- روزی
- Genre: Comedy; Drama;
- Based on: Tootsie by Sydney Pollack (film)
- Written by: Imran Aslam
- Directed by: Sahira Kazmi
- Starring: Moin Akhter; Fazila Kaiser; Arsh Muneer; Frieha Altaf;
- Country of origin: Pakistan
- Original language: Urdu

Production
- Producer: Sahira Kazmi

Original release
- Network: PTV
- Release: 1990

= Rozi (TV series) =

1990 Pakistani television long play

Rozi is a 1990 Pakistani television long play written by Imran Aslam, under the pen name Imran Saleem, and produced and directed by Sahira Kazmi. The play was originally produced by Shalimar Television Network (STN) and broadcast on PTV. It is an Urdu adaptation of the 1982 American film Tootsie.

== Plot ==
Haroon (Moin Akhter), a struggling actor unable to find work in the Pakistani television industry, disguises himself as a woman named Rozi in order to secure employment. His ruse proves successful, but the disguise creates complications both in his professional life and in his personal relationships.
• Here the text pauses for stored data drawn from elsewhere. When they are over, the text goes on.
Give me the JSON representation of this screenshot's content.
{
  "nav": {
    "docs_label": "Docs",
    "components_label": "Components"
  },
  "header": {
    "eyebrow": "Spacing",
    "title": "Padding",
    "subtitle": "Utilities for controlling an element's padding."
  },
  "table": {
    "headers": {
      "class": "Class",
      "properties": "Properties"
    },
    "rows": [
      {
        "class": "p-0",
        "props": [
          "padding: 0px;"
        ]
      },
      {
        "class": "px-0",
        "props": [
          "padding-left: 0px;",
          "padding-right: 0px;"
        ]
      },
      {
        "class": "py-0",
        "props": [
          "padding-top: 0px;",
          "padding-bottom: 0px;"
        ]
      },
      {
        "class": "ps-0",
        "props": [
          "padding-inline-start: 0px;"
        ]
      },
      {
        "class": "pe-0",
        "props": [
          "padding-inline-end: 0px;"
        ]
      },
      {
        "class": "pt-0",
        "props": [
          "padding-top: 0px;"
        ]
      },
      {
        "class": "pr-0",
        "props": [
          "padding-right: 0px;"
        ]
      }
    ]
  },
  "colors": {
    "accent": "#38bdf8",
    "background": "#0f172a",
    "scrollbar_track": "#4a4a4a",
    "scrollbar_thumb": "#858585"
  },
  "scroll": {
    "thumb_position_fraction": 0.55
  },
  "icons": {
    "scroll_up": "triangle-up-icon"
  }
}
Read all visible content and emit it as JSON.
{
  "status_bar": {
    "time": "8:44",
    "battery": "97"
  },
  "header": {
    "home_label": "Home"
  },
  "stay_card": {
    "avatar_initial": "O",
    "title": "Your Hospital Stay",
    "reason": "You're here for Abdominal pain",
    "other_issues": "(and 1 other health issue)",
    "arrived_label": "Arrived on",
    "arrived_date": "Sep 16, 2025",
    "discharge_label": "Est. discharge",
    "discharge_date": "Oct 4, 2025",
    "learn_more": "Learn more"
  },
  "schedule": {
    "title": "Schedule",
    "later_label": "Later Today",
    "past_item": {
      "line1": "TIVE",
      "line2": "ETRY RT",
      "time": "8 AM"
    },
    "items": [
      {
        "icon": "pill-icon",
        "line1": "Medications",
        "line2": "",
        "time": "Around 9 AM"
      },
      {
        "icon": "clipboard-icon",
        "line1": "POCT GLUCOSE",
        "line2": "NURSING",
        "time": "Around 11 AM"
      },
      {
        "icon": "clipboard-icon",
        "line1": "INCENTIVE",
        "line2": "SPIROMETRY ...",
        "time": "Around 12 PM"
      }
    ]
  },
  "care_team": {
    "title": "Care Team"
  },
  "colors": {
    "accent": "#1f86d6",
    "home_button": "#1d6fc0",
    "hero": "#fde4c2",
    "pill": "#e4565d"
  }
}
Along the way, Haroon falls in love with Nazia (Fazila Kaiser) and comes to understand the difficulties that women face in the television industry.

== Cast ==
- Moin Akhter as Haroon / Rozi
- Fazila Kaiser as Nazia
- Frieha Altaf as Shahana
- Arsh Muneer as Bua Begum
- Latif Kapadia as Nasir
- Akbar Subhani as Rasheed
- Hameed Wain as Nazia's father
- Sultan Khan as Maqsood Khan
- Anjum Ahmed as Farzana
- Anwar Kamal as Interviewer
- Sami Aadil as Director
- Ahmed Khan as Advertising
- Abul Kalma as Autographer
- Aamir Akhtar as Haroon's friend
- Sajid Rafi as Haroon's friend
- Masood Zia as assistant director
- Ahmed Memon as Director

== Production ==
The long play was produced by Shalimar Television Network (STN) and subsequently broadcast on PTV. It was filmed in Karachi. Moin Akhter later stated that Sahira Kazmi cast him in the lead role and that he had not viewed Tootsie, the Hollywood film on which the play was based, prior to filming. The play has not been credited in its end titles as an adaptation of Tootsie, and no record of a formal licensing arrangement with Columbia Pictures, the film's distributor, has been identified.

== Legacy ==
Zahid Ahmed has stated that Moin Akhter's performance in *Rozi* informed his preparation for the role of Sameer/Sameera, a character with dissociative identity disorder, in the drama series Ishq Zahe Naseeb (2019).